Main-course portions are oversize, so starters aren’t strictly necessary, but to skip them means missing a lot of the menu’s excitement. “Angel wings” ($8.50 for a pair) aren’t shorn from actual angels, the staff insists: They’re from chickens, with the bones taken out and replaced with a savory glass-noodle stuffing. The wings are then breaded, fried, and served with a sweet chili-fired dipping sauce. Banh xeo ($8.50) are rustic Vietnamese crepes, served hot and incorporating mushrooms, shrimp, and Berkshire bacon. They’re best torn into ragged pieces, enfolded in lettuce, and dipped in fish sauce. A vegetarian version with three kinds of mushroom is $8.

Desserts play a minor role: There’s a choice of coconut-laced tapioca ($5), too rich to really be refreshing, but well offset with fresh pineapple; or a deeply creamy coffee custard ($7). More impressive are the restaurant’s house-brewed sodas, in such flavors as tamarind and ginger ($3.50). Steeped strong, with just barely enough sweetening, they make a fine complement to the food. Diners in the mood for stronger stuff will find Kirin on tap ($4.50) and a dozen New York State wines, all available by the glass. They include Paumanok’s Bordeaux-style “Assemblage” ($12/$47), a rotund, dark blend; varietal offerings from the same vineyard, including a dry riesling ($8/$31) and a cabernet franc ($9/$34), pack a simpler punch. Wolffer’s reserve chardonnay ($9/$35) is another versatile choice.
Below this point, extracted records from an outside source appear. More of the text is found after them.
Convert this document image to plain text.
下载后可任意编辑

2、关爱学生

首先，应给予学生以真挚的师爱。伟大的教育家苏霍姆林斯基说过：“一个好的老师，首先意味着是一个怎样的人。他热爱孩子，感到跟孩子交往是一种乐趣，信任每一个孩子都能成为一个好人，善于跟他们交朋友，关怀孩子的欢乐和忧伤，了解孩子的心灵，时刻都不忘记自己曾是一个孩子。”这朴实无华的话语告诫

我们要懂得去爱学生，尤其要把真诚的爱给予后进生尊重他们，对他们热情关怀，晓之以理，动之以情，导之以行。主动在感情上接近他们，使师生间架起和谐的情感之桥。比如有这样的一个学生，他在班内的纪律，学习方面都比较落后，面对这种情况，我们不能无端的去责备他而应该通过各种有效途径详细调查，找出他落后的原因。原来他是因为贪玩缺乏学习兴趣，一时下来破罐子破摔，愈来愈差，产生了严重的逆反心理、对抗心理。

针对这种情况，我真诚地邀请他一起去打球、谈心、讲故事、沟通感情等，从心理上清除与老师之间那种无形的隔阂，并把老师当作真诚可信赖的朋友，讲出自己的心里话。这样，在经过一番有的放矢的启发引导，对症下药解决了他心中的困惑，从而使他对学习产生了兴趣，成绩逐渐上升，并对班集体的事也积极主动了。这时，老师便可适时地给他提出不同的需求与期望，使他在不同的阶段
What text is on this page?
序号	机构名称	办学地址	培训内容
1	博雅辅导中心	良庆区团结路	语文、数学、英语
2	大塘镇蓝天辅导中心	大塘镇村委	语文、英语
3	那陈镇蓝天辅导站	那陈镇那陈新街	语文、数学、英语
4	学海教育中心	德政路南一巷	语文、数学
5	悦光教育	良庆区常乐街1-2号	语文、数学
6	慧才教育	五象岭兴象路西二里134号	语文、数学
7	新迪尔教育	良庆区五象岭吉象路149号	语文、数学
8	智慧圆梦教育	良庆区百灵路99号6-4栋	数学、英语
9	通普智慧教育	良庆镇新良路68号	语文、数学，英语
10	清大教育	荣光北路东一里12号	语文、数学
The choice of natural meats and produce does, as intended, set Tigerland apart, but it’s odd to see such treats buried rather than highlighted. So many restaurants treat their ingredients as fetish objects, however, Tigerland’s offhand approach is refreshingly upbeat, as though these delicious products were everyday pleasures.

Tigerland, 85 Avenue A, between 5th and 6th streets, 212-477-9887.